Chinese smartphone and electric car maker Xiaomi said on Thursday it would invest nearly $9 billion in artificial intelligence over the next three years in an effort to embrace a “new era.”
“In the field of artificial intelligence, our plan in the next three years is to invest at least 60 billion yuan.” founder Lei Jun said at the launch of its latest SU7 electric model, but did not specify the investment target.
“There is no doubt that we are entering a new era,” he said later that night, adding, “Individuals and businesses alike need to embrace this era of artificial intelligence.”
Also on AF: Chinese tech giant Tencent keen on installing AI agents on WeChat apps
The tech giant launched three new artificial intelligence models earlier in the day, two of which had previously been anonymously tested on third-party developer platforms.
“We may have kept a relatively low profile, but our actual progress may be much faster than outsiders think,” founder Lei Jun said of the company’s AI efforts.
Xiaomi’s artificial intelligence development began with the launch of the first large-scale language model-MiMo-V2-Flash last year. It was spearheaded by former DeepSeek researcher Luo Fuli, who now leads a team with an average age of 25 years old.
However, Luo said on social media that these three latest AI models are “truly built for the agent era.”

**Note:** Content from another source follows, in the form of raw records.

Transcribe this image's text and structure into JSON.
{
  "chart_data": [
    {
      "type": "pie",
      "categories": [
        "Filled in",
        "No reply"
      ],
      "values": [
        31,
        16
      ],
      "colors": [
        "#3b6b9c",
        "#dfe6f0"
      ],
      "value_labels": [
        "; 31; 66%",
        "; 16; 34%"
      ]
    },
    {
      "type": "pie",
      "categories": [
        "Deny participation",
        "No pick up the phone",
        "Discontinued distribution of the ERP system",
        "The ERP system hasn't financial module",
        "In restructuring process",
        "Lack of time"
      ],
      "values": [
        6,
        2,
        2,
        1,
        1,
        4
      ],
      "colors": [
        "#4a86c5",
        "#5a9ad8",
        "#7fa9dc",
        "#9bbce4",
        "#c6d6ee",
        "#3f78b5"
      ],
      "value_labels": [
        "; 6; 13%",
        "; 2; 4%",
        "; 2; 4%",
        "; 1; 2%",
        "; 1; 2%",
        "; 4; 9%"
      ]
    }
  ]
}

Agents — programs that perform real-world tasks like sending emails or booking flights — are considered the next frontier in artificial intelligence after chatbots like ChatGPT.
Race to Release AI Agents
Xiaomi, one of the world’s largest smartphone makers, has expanded rapidly since its launch in 2011 to make electric cars, tablets and home appliances and is now eyeing the artificial intelligence market.
It joins other Chinese tech giants in a race to release similar AI agent tools.
Chinese media have speculated on the release of DeepSeek’s next-generation V4 model, which could reportedly be launched as early as April.
Unicorn startups Zhipu AI and MiniMax are also seen as touchstones for China’s fast-growing artificial intelligence industry, attracting huge interest when they listed in Hong Kong in January.
Xiaomi also announced this month that it is testing a smartphone-based artificial intelligence tool called MiClaw that allows users to control mobile phones and home appliances through simple verbal commands.